While student housing had been growing more expensive for a number of years in France, it appears that the upward trend has finally come to a halt in 2014. This is good news for students—except Parisians. Student housing in Paris remains very expensive, unmoved by the broader movements in costs.
A long-awaited fall in price
While finding the perfect apartment is never easy for students, parents often struggle to stomach the housing costs, which have been a concern for years in France. Prices this year are finally dropping, however, according to a study carried out using data from Location-etudiant.fr, a real-estate website specializing in student housing. Prices decreased in 13 of the 20 cities examined in the study. In Toulouse, for example, prices fell 15 percent, while in Marseille and Nice they fell 12 percent. Brice Boullet, founder of Location-etudiant.fr, commented:
Nous assistons à un phénomène de baisse sans précédent ces dix dernières années sur les petites surfaces. Comparés à leur niveau d’août 2013, les loyers d’août 2014 ont amorcé une baisse qui se généralise dans les grandes villes françaises à l’exception de Paris.

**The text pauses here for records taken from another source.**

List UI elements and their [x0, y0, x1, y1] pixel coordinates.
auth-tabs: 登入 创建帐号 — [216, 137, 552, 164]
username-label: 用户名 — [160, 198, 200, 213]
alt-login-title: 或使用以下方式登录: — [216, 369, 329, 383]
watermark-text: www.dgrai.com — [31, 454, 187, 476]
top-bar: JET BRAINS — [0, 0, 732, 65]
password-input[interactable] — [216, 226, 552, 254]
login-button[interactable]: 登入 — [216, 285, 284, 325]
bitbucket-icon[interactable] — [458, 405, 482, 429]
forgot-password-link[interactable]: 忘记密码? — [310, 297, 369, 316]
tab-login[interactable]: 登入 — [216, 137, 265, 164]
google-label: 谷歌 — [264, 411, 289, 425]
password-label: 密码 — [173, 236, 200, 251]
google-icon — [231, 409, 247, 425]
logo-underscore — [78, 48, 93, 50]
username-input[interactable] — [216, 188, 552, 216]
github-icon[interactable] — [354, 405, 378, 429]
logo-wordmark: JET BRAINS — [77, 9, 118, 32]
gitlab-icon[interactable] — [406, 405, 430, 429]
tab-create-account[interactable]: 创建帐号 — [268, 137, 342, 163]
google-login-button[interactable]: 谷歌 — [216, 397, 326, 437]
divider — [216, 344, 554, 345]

We are witnessing a decline in prices for small apartments that is unprecedented in the last ten years. Compared to August 2013, rents in August 2014 have begun to fall in all big cities except Paris.
Paris bucks the trend
The problem of student rents has not improved in Paris. In fact, unlike the rest of the country, it's become even worse. The average monthly rent for a studio is now at 744 euros (about $940 USD), a 0.5 percent increase over last year. The rent for a one-bedroom apartment averages 1,249 euros (more than $1,500), a 3.7 percent increase over last year.
Ironically, the principal reason for the increase is student grants, which have permitted landlords to raise prices. ALUR, a rent-control law passed this year, has failed to achieve sensible limits on the rent of small apartments. Boullet remarks:
Ces lois ne suscitent aucune inquiétude chez les bailleurs. D’abord parce qu’elles sont inefficaces : l’État n’a pas les moyens d’en contrôler le respect, tout le monde le sait. Et plus un loyer est cher, plus l’étudiant a d’aides.
Landlords aren't losing any sleep over these laws. Firstly, they're ineffective: everybody knows the state doesn't have the means to control rent. And the more expensive the rent is, the more students get help.
The situation in Paris seems to be at an impasse, given that the demand for student housing won't fall anytime soon. Perhaps a radical situation might require a radical solution: the government could lower student grants to dissuade students from living in housing they cannot afford. Confronted with the ensuing drop in demand, landlords would then have to lower rents or risk losing more tenants. This plan, however, risks a revolt among students first, and landlords second.